10 Things Professional Organizers Look For When First Walking Into Your Home
10 Steps to Train Your Family, including Kids, to Become Organized
10 Steps to Train Your Entire Household, including Your Children, to Become Better Organized
Training your entire household to become better organized takes time, patience, and consistency. Involving children in home organizing projects can be a great way to teach them valuable skills and foster a sense of responsibility, while also getting the house in order. Here are some ideas to help get you started:
- Set clear expectations: Discuss with everyone in the household what being organized means and set specific goals for each room or area. Explain how being organized can improve everyone's quality of life and make tasks like finding things, cleaning, and doing laundry easier. Provide real examples for your children, like putting all the Legos in this box will make sure you never lose any and you can finish all your projects.
- Involve everyone in the process: Make sure everyone has a role in the organizing process, especially your children. Assign age-appropriate tasks and make it clear that everyone's contribution is important. Depending on the age of your children, they can help with different aspects of the organizing process. For example, younger children can help with sorting, while older children can assist with more complex tasks like decluttering and reorganizing.
- Create a chore chart for your children: Make a list of tasks that your children can help with, such as putting away their toys, making their beds, or wiping down surfaces, and assign them a day or week. Use a colorful chart or stickers to track their progress. Here are some free chore charts.
- Let your children choose their own storage solutions: Give children the opportunity to pick out their own storage containers, baskets, or boxes for their toys, clothes, or other belongings. This will make the organizing process more fun and personal for them.
- Make it a game: Turn the organizing process into a competition by seeing who can clean and organize their room the fastest or who can come up with the most creative storage solutions.
- Have a fun cleanup day: Set aside a day to focus solely on organizing and cleaning the house and make it a fun event for the whole family. Play music, have snacks, and take breaks to celebrate your progress. Gummy bears are a reward that everyone in your house will enjoy.

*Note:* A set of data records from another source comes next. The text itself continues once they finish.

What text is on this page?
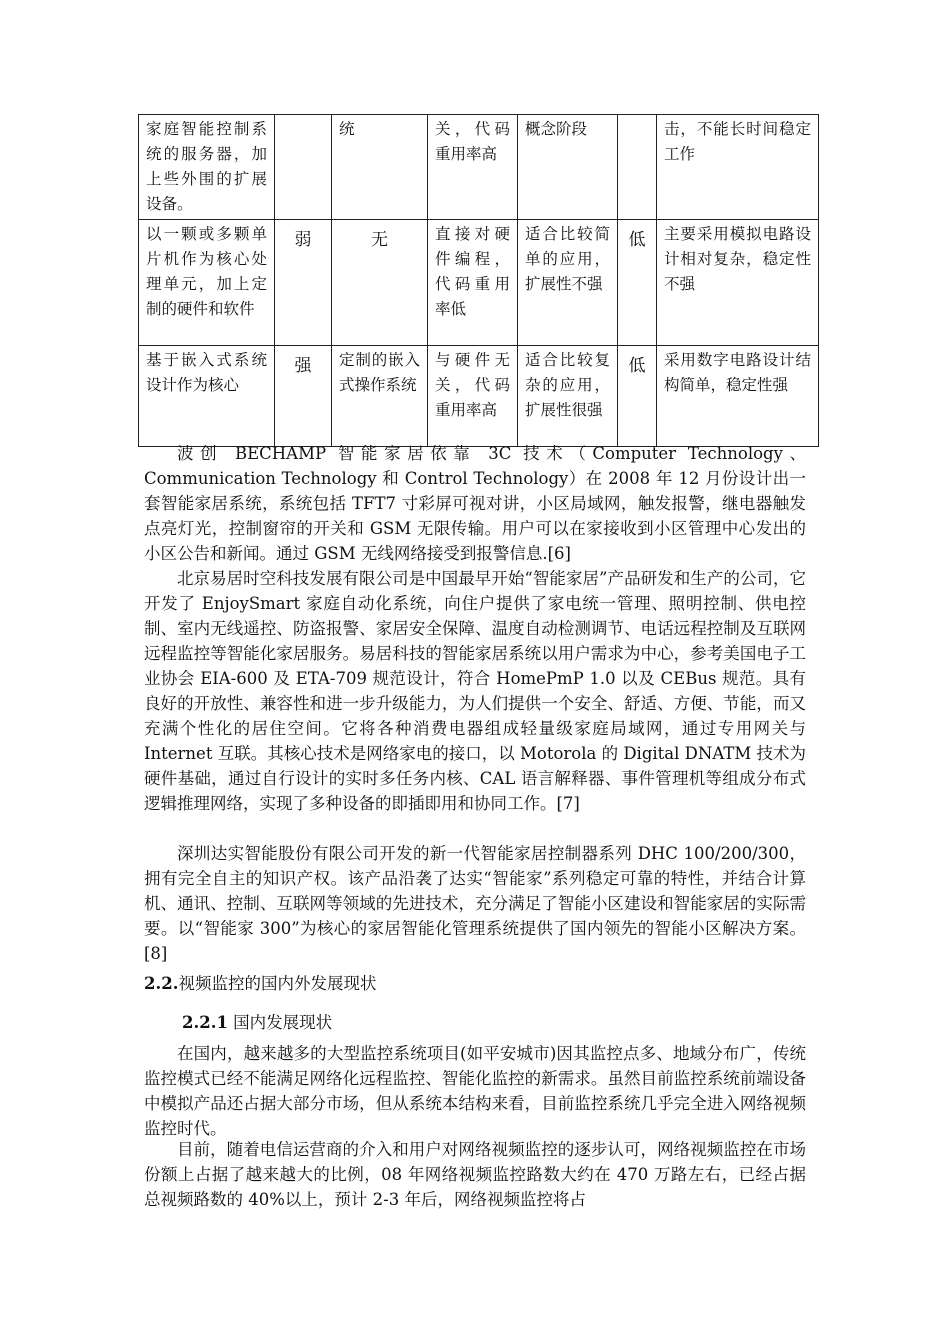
家庭智能控制系统的服务器，加上些外围的扩展设备。		统	关，代码重用率高	概念阶段		击，不能长时间稳定工作
以一颗或多颗单片机作为核心处理单元，加上定制的硬件和软件	弱	无	直接对硬件编程，代码重用率低	适合比较简单的应用，扩展性不强	低	主要采用模拟电路设计相对复杂，稳定性不强
基于嵌入式系统设计作为核心	强	定制的嵌入式操作系统	与硬件无关，代码重用率高	适合比较复杂的应用，扩展性很强	低	采用数字电路设计结构简单，稳定性强

波创 BECHAMP 智能家居依靠 3C 技术（Computer Technology、Communication Technology 和 Control Technology）在 2008 年 12 月份设计出一套智能家居系统，系统包括 TFT7 寸彩屏可视对讲，小区局域网，触发报警，继电器触发点亮灯光，控制窗帘的开关和 GSM 无限传输。用户可以在家接收到小区管理中心发出的小区公告和新闻。通过 GSM 无线网络接受到报警信息.[6]

北京易居时空科技发展有限公司是中国最早开始“智能家居”产品研发和生产的公司，它开发了 EnjoySmart 家庭自动化系统，向住户提供了家电统一管理、照明控制、供电控制、室内无线遥控、防盗报警、家居安全保障、温度自动检测调节、电话远程控制及互联网远程监控等智能化家居服务。易居科技的智能家居系统以用户需求为中心，参考美国电子工业协会 EIA-600 及 ETA-709 规范设计，符合 HomePmP 1.0 以及 CEBus 规范。具有良好的开放性、兼容性和进一步升级能力，为人们提供一个安全、舒适、方便、节能，而又充满个性化的居住空间。它将各种消费电器组成轻量级家庭局域网，通过专用网关与 Internet 互联。其核心技术是网络家电的接口，以 Motorola 的 Digital DNATM 技术为硬件基础，通过自行设计的实时多任务内核、CAL 语言解释器、事件管理机等组成分布式逻辑推理网络，实现了多种设备的即插即用和协同工作。[7]

深圳达实智能股份有限公司开发的新一代智能家居控制器系列 DHC 100/200/300，拥有完全自主的知识产权。该产品沿袭了达实“智能家”系列稳定可靠的特性，并结合计算机、通讯、控制、互联网等领域的先进技术，充分满足了智能小区建设和智能家居的实际需要。以“智能家 300”为核心的家居智能化管理系统提供了国内领先的智能小区解决方案。[8]

2.2.视频监控的国内外发展现状
2.2.1 国内发展现状

在国内，越来越多的大型监控系统项目(如平安城市)因其监控点多、地域分布广，传统监控模式已经不能满足网络化远程监控、智能化监控的新需求。虽然目前监控系统前端设备中模拟产品还占据大部分市场，但从系统本结构来看，目前监控系统几乎完全进入网络视频监控时代。

目前，随着电信运营商的介入和用户对网络视频监控的逐步认可，网络视频监控在市场份额上占据了越来越大的比例，08 年网络视频监控路数大约在 470 万路左右，已经占据总视频路数的 40%以上，预计 2-3 年后，网络视频监控将占
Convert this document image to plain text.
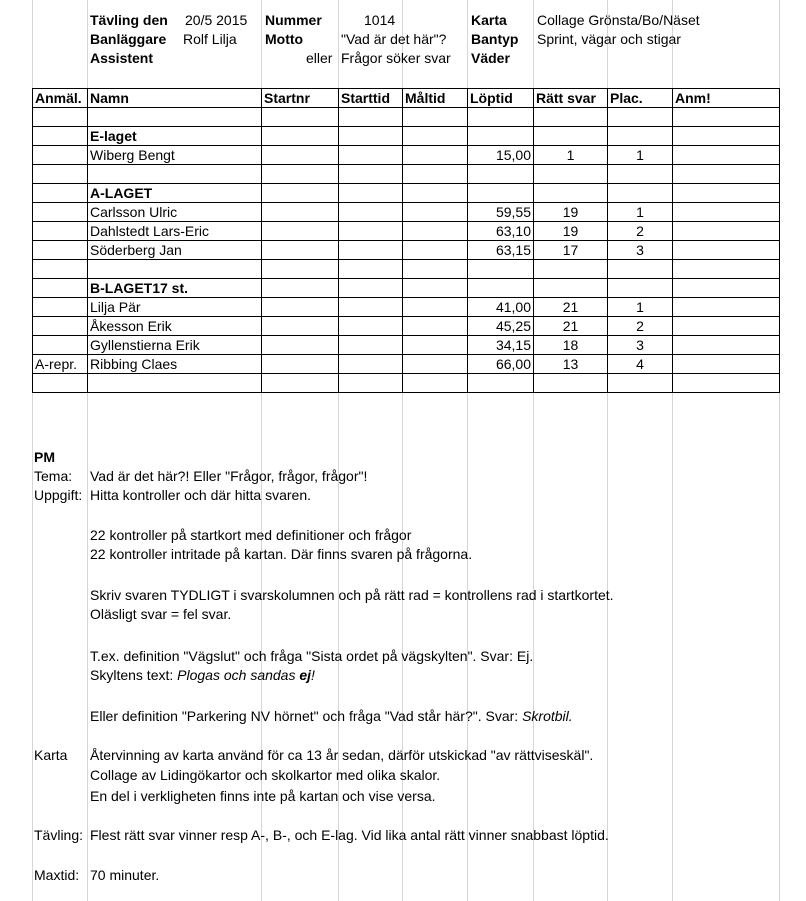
Tävling den 20/5 2015 Nummer	1014	Karta Collage Grönsta/Bo/Näset
Banläggare Rolf Lilja Motto	"Vad är det här"? Bantyp Sprint, vägar och stigar
Assistent	eller Frågor söker svar Väder
Anmäl.	Namn	Startnr	Starttid	Måltid	Löptid	Rätt svar	Plac.	Anm!

	E-laget							
	Wiberg Bengt				15,00	1	1	

	A-LAGET							
	Carlsson Ulric				59,55	19	1	
	Dahlstedt Lars-Eric				63,10	19	2	
	Söderberg Jan				63,15	17	3	

	B-LAGET17 st.							
	Lilja Pär				41,00	21	1	
	Åkesson Erik				45,25	21	2	
	Gyllenstierna Erik				34,15	18	3	
A-repr.	Ribbing Claes				66,00	13	4	

PM
Tema: Vad är det här?! Eller "Frågor, frågor, frågor"!
Uppgift: Hitta kontroller och där hitta svaren.
22 kontroller på startkort med definitioner och frågor
22 kontroller intritade på kartan. Där finns svaren på frågorna.
Skriv svaren TYDLIGT i svarskolumnen och på rätt rad = kontrollens rad i startkortet.
Oläsligt svar = fel svar.
T.ex. definition "Vägslut" och fråga "Sista ordet på vägskylten". Svar: Ej.
Skyltens text: Plogas och sandas ej!
Eller definition "Parkering NV hörnet" och fråga "Vad står här?". Svar: Skrotbil.
Karta Återvinning av karta använd för ca 13 år sedan, därför utskickad "av rättviseskäl".
Collage av Lidingökartor och skolkartor med olika skalor.
En del i verkligheten finns inte på kartan och vise versa.
Tävling: Flest rätt svar vinner resp A-, B-, och E-lag. Vid lika antal rätt vinner snabbast löptid.
Maxtid: 70 minuter.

- Create systems and routines: Establish systems and routines for common tasks like putting things away, cleaning, and laundry. Make sure everyone understands and follows the systems and routines.
- Use labeling and signage: Label storage containers and drawers, and put up signs to help everyone understand where things belong. This can make it easier for your children to put things away and find what they need. Here's my favorite Label Maker.
- Encourage regular maintenance: Make it a habit to regularly clean and declutter. Encourage everyone in the household to take responsibility for maintaining the systems and routines, and to help keep the house organized.
- Lead by example: Children learn by example, so it's important that everyone in the household, including yourself, follow the systems and routines and maintain a tidy and organized home.
Becoming more organized is a process and it may take some time to see results. Stay patient, persistent and reinforce the benefits of being organized. Make the process fun and engaging for your children, so that they develop a positive attitude towards organizing and maintaining a clean and orderly home. Over time, it will become a habit and everyone in the household will be on board.